Comme les trois Présidents du Tribunal de Commerce connus par Philippe Boucly, Serge Moreau, Jean-Louis Equipart (décédé), et Raymond Duyck, le Président actuel, il répète à l’envi que les « chefs d’entreprises arrivent trop tard au Tribunal de Commerce. » Il faut anticiper les problématiques lorsque les verrous bancaires et financiers s’installent, un carnet de commandes en chute libre, des ventes directes tout simplement atones…, mais un sentiment de honte et de responsabilité persiste dans notre inconscient collectif français. L’échec comme une partie indispensable de sa réussite, c’est le long chemin intellectuel à implémenter dans nos esprits gaulois.
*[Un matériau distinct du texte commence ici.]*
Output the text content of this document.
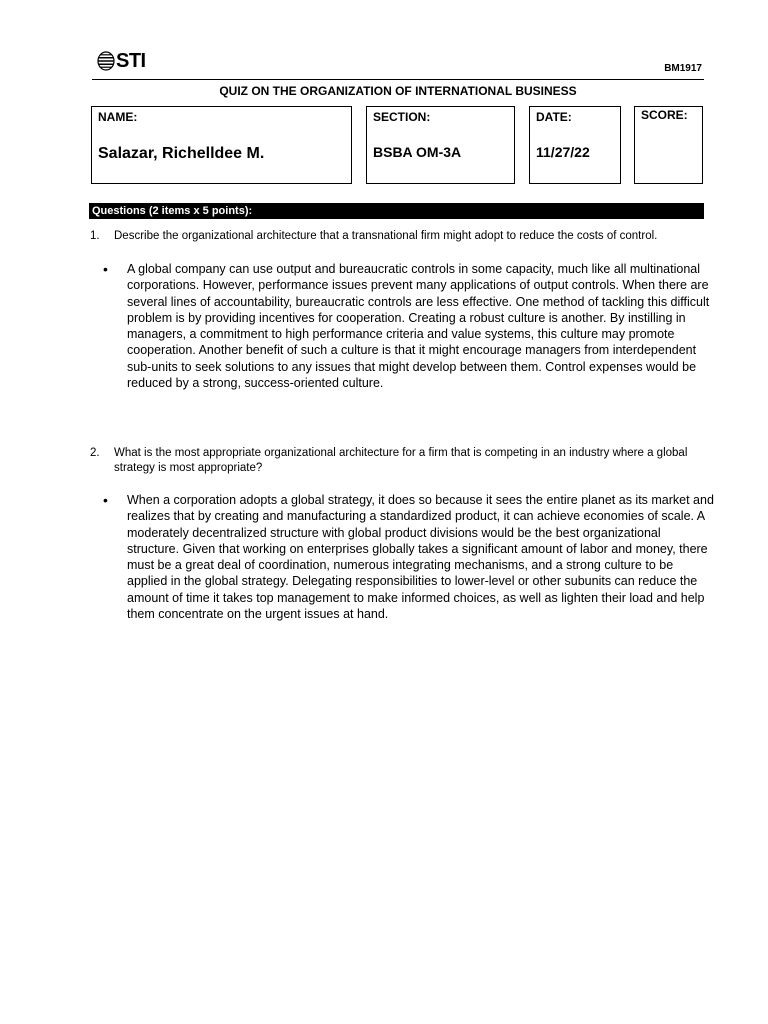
STI	BM1917
QUIZ ON THE ORGANIZATION OF INTERNATIONAL BUSINESS
NAME:
Salazar, Richelldee M.
SECTION:
BSBA OM-3A
DATE:
11/27/22
SCORE:
Questions (2 items x 5 points):
1.	Describe the organizational architecture that a transnational firm might adopt to reduce the costs of control.
•	A global company can use output and bureaucratic controls in some capacity, much like all multinational corporations. However, performance issues prevent many applications of output controls. When there are several lines of accountability, bureaucratic controls are less effective. One method of tackling this difficult problem is by providing incentives for cooperation. Creating a robust culture is another. By instilling in managers, a commitment to high performance criteria and value systems, this culture may promote cooperation. Another benefit of such a culture is that it might encourage managers from interdependent sub-units to seek solutions to any issues that might develop between them. Control expenses would be reduced by a strong, success-oriented culture.
2.	What is the most appropriate organizational architecture for a firm that is competing in an industry where a global strategy is most appropriate?
•	When a corporation adopts a global strategy, it does so because it sees the entire planet as its market and realizes that by creating and manufacturing a standardized product, it can achieve economies of scale. A moderately decentralized structure with global product divisions would be the best organizational structure. Given that working on enterprises globally takes a significant amount of labor and money, there must be a great deal of coordination, numerous integrating mechanisms, and a strong culture to be applied in the global strategy. Delegating responsibilities to lower-level or other subunits can reduce the amount of time it takes top management to make informed choices, as well as lighten their load and help them concentrate on the urgent issues at hand.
« Nous ne sommes pas des fossoyeurs », Philippe Boucly

Enfin, n’oublions pas que ces hommes et ces femmes derrière ces murs du Tribunal du Commerce de Valenciennes, rénovée, espèrent une chose…, celle que l’entreprise s’en sorte. Certes, cela n’est pas fréquent, mais parfois après un redressement judiciaire « une société passe le cap et je prononce une fin des procédures. C’est une grande satisfaction. On participe à la vie économique et nous ne sommes pas des fossoyeurs. »
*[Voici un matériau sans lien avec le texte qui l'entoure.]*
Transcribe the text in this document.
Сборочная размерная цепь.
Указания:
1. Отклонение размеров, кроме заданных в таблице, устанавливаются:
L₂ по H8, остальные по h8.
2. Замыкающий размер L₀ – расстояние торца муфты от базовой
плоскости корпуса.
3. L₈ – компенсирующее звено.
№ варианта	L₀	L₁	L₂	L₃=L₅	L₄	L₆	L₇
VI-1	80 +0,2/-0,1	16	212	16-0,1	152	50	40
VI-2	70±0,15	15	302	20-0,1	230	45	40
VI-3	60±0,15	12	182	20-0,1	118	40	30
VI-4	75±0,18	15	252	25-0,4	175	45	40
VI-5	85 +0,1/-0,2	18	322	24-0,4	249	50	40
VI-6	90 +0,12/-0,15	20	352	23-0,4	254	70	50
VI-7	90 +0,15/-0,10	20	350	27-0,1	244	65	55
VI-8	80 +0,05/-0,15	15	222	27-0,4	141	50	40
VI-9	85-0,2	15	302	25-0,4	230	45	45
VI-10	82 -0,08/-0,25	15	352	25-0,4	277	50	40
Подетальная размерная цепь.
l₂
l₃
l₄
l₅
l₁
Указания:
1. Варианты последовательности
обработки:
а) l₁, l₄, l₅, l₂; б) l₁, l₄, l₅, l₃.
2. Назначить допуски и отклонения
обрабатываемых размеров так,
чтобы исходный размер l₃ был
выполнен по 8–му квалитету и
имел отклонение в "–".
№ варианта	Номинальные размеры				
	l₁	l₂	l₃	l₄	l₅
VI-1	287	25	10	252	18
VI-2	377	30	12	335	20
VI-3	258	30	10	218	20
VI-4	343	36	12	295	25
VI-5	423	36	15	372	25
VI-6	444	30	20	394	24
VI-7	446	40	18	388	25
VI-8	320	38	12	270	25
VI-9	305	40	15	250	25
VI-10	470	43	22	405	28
L’interviewé raconte l’expérience d’un chef d’entreprise de 60 ans indiquant à la barre : « Je suis foutu, j’ai tout perdu ! ». Je lui ai répondu « que son expérience valait quelque chose et qu’un rebond était possible. Récemment, je l’ai croisé dans la rue et il m’a remercié sur l’approche humaine durant l’audience, il a rebondi suite à cette liquidation. »

Philippe Boucly connaît la ligne d’arrivée  de son exercice de juge du Tribunal de Commerce. Après un mandat de deux ans et 4 mandats de 4 ans, donc 18 ans, il va laisser sa robe du juge sans regrets le 31 décembre prochain, mais avec le sentiment d’avoir servi notre environnement économique. Cette mission apporte un peu comme un à-valoir de citoyenneté, le sentiment d’une utilité sociale réelle, concrète, et tangible dans l’exercice de la fonction. « On tisse aussi avec les collègues une véritable amitié au fil des années, on partage beaucoup de choses. D’ailleurs, il y a une association des anciens juges du Tribunal du Commerce où nous nous retrouvons durant l’année », conclut-il.

Un juge passe, mais le Tribunal du Commerce poursuit sa mission sans inflexion, mais comme toujours avec l’unique souci de servir l’économie d’un territoire.